News - 18.11.2022

Aïssa Baccouche : Djerba, mon amour

Aïssa Baccouche(*): Djerba, mon amour

Ils sont venus; ils sont tous là. Ils accourent des quatre points cardinaux de la planète vers cette île ensorceleuse(1), Djerba la douce, Djerba la fidèle, Djerba, terre de mes aïeux.

Oui, nous sommes les arrière-enfants des Lotophages qui ont immortalisé Djerba, cette île jardin au fruit doux et parfumé, nichée dans un coin du paradis méditerranéen «Le lotos, écrit notre éminent professeur d’histoire feu Slaheddine Tlatli(2) n’est pas seulement ce fruit de miel qui suscite l’oubli et plongeait dans une heureuse amnésie les compagnons d’Ulysse; il doit sans doute receler de secrètes vertus pour inviter au retour ceux qui en ont mangé».
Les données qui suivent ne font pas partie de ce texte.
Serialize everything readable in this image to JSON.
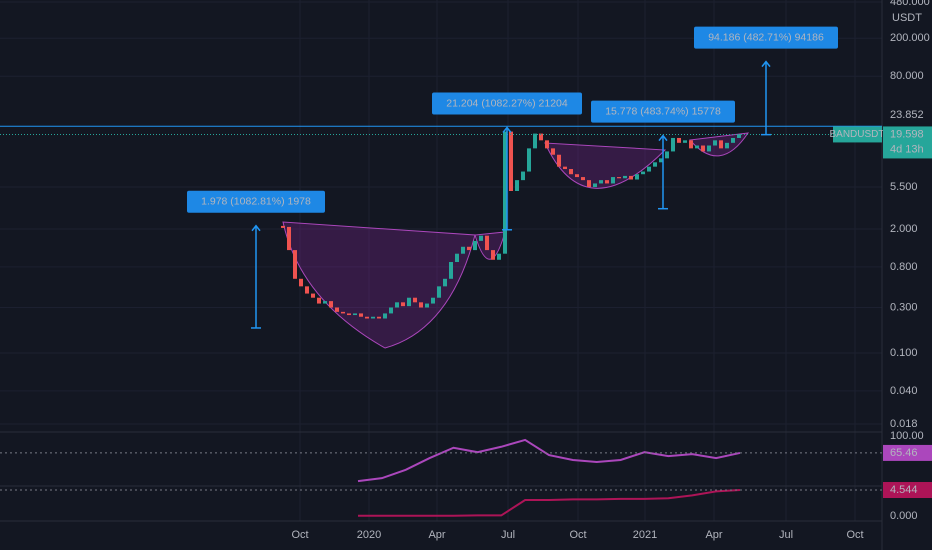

En relisant Homère, faut-il interroger la botanique ou se contenter de l’allégorie poétique des pommes d’or du jardin des Hespérides(3) ou même la pomme du péché originel?

Ce fruit de l’oubli, n’est-ce pas la pomme douce cultivée naguère dans nos vergers. La légende ne prête-t-elle pas au parfum qu’elle exhale le pouvoir divin de «rendre l’âme à l’âme».

N’est-ce pas précisément cette fragrance qui enveloppe notre mémoire d’un halo de fraîcheur enchanteresse et de bonheur exquis?

Nous sommes des hommes et des femmes unis par les liens solides de l’amitié, de la mémoire et du désir ardent de servir.

Nous nous rassemblons pour perpétuer notre encrage au terroir de nos ancêtres. Nous conjuguons nos efforts avec ceux des amis de l’île pour que renaissent les pommes de réputation ancestrale. Un jardin leur est dédié au milieu des vergers jadis resplendissants de Sadghaiene.

Le jardin des pommes n’est plus une chimère. Par la volonté des hommes et des femmes de Djerba- Mémoire et grâce au concours précieux de leurs amis, les pommiers ainsi qu’une multitude d’arbres fruitiers et de fleurs prennent racine dans le domaine des Ben Ayed.

Les fruits doux - un pléonasme -! Ne tarderont pas à titiller la mémoire des nostalgiques invétérés. Cultiver notre jardin, planter des palmiers le long de certaines artères, et des oliviers dans les écoles, restaurer des mosquées séculaires, initier des réflexions à propos du développement de l’ile, s’ouvrir au large en direction de contrées proches ou lointaines tels que le Sultanat d’Oman ou les îles grecques : tels sont les axes de notre démarche collective dont le crédo est: le bien ne fait pas de bruit; le bruit ne fait pas de bien.

Les paroles s'en vont, les écrits restent. Bien qu’éculé, cet adage n’en reste pas moins valable pour le temps présent et à venir.

Il importe pour nous, contemporains, de léguer à la postérité un témoignage des moments oh! Combien éphémères d’une vie dont la durée est, nécessairement, limitée.

Notre île, creuset de la culture islamo-judéo-chrétienne perpétuée par les disciples d’Ibn Rochd (1126-1198), de Maïmonide (1138-1204) et de Thomas d’Aquin (1225-1274), continuera, quant à elle, par la volonté du Créateur, à transcender le temps et à marquer, de son emprunte exquise et envoûtante, la légende des siècles.

Aïssa Baccouche

* Past président de l’association Djerba Mémoire fondée en 1994 par notre illustre ainé feu Mohamed Ben Smaïl.

1) Un prix sera décerné l’année prochaine à ceux ou celles qui auront mérité de Djerba, ce joyau scintillant dans un écrin d’Azur, par l’ONG Med 21, sur l’instigation du chantre de la Méditerranée Mohamed Aziza alias Chams Nadhir.
Ce prix porte le nom de la magicienne grecque Circé fille d’Hélios dieu du soleil qui a, selon l’odyssée, ensorcelé les compagnons d’Ulysse.

2) Djerba, l’île des Lotophages 1967 CERES

3) Les Hespérides, dans la mythologie grecque, sont les nymphes gardiennes du jardin divin.